En révision judiciaire, la Cour supérieure tranche que la C.L.P. avait l’obligation de s’assurer que le comportement de l’employeur, dans la détermination d’un emploi convenable en application de la LATMP, ne contrevenait pas aux dispositions de la Charte. Cette décision sera finalement portée en appel.

La décision

La Cour d’appel précise d’emblée que l’objet principal du litige est de déterminer si la C.S.S.T. et la C.L.P. sont compétentes pour déterminer si l’employeur a respecté son obligation d’accommodement, à l’égard d’un travailleur victime d’une lésion professionnelle et pour lequel subsiste un handicap au sens de la Charte québécoise. La Cour rappelle que suivant les récents arrêts Sépaq et Tembec, l’arbitre de grief n’aurait pas la compétence pour imposer une démarche d’accommodement subséquemment à une décision de la C.S.S.T. ou de la C.L.P. portant sur le droit de retour au travail.

De ce fait, la Cour d’appel souligne qu’advenant le cas où elle arriverait à la conclusion que la C.S.S.T. et la C.L.P. n’ont pas pour rôle de déterminer si l’employeur a respecté ses obligations en matière d’accommodement, il en résulterait une absence totale de forum pour mettre en œuvre le droit à l’égalité du travailleur. 

La juge Bélanger explique qu’une dichotomie se crée entre le devoir d’accommodement, qui impose à l’employeur la recherche d’une solution acceptable dont la limite est la présence d’une contrainte excessive, et le régime prévu à la L.A.T.M.P., selon lequel la détermination d’un emploi convenable est laissée à la discrétion de l’employeur.

La Cour affirme que la C.L.P. dispose de la compétence nécessaire pour accorder la réparation appropriée dans l’optique où elle constate que l’employeur a failli à son obligation quasi constitutionnelle d’accommodement.

En outre, considérant que le législateur n’a pas prévu que la L.A.T.M.P. avait pour effet d’écarter l’obligation d’accommodement découlant de la Charte, il n’y a pas d’incompatibilité à intégrer une telle démarche à l’intérieur du processus de détermination d’un emploi convenable. 

Au final, la recherche d’un accommodement raisonnable pourra se faire avant ou même après l’identification d’un emploi convenable par la C.S.S.T. Le tribunal ajoute que dorénavant le délai pour exercer le droit de retour au travail en vertu de l’article 240 L.A.T.M.P. ne doit plus être appliqué avec rigueur puisque les enseignements de la Cour suprême exigent une démarche individualisée en matière d’accommodement.

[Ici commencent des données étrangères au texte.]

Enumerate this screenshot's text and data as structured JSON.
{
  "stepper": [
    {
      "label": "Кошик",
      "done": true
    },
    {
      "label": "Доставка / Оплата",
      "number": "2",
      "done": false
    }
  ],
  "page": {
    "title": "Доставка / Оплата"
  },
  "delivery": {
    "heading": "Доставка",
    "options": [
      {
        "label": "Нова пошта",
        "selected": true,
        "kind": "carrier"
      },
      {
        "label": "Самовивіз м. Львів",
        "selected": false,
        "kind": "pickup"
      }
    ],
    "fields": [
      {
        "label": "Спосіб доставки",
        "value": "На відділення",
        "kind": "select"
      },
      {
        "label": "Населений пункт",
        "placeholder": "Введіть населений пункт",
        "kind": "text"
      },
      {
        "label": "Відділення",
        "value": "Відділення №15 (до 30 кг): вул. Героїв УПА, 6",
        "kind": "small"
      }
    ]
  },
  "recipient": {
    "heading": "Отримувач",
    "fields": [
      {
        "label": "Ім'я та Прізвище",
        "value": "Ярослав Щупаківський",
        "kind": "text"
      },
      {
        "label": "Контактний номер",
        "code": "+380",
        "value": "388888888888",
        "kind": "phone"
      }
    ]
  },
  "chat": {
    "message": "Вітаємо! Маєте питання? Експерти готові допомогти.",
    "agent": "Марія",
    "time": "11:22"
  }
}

Référence : Commission de la santé et de la sécurité du travail c. Caron, 2015 QCCA 1048

Commentaires

Cette décision imbrique donc la notion d’accommodement à même la L.A.T.M.P., pour reprendre les termes employés par la Cour d’appel. Il est surprenant de constater que la Cour a omis de tenir compte de la jurisprudence soulignant qu’une telle décision de mettre fin à l’emploi est la résultante d’un processus décisionnel d’un organisme administratif, en l’occurrence la C.S.S.T. et non pas d’une décision ou d’une norme adoptée par l’employeur. Or, l’adoption d’une norme par l’employeur est justement une condition nécessaire au déclenchement d’une démarche d’accommodement suivant l’arrêt Meiorin.

L’impact de cette décision est important puisqu’il impose à l’employeur, la C.S.S.T. et la C.L.P. le fardeau de s’assurer qu’une démarche d’accommodement raisonnable a été complétée.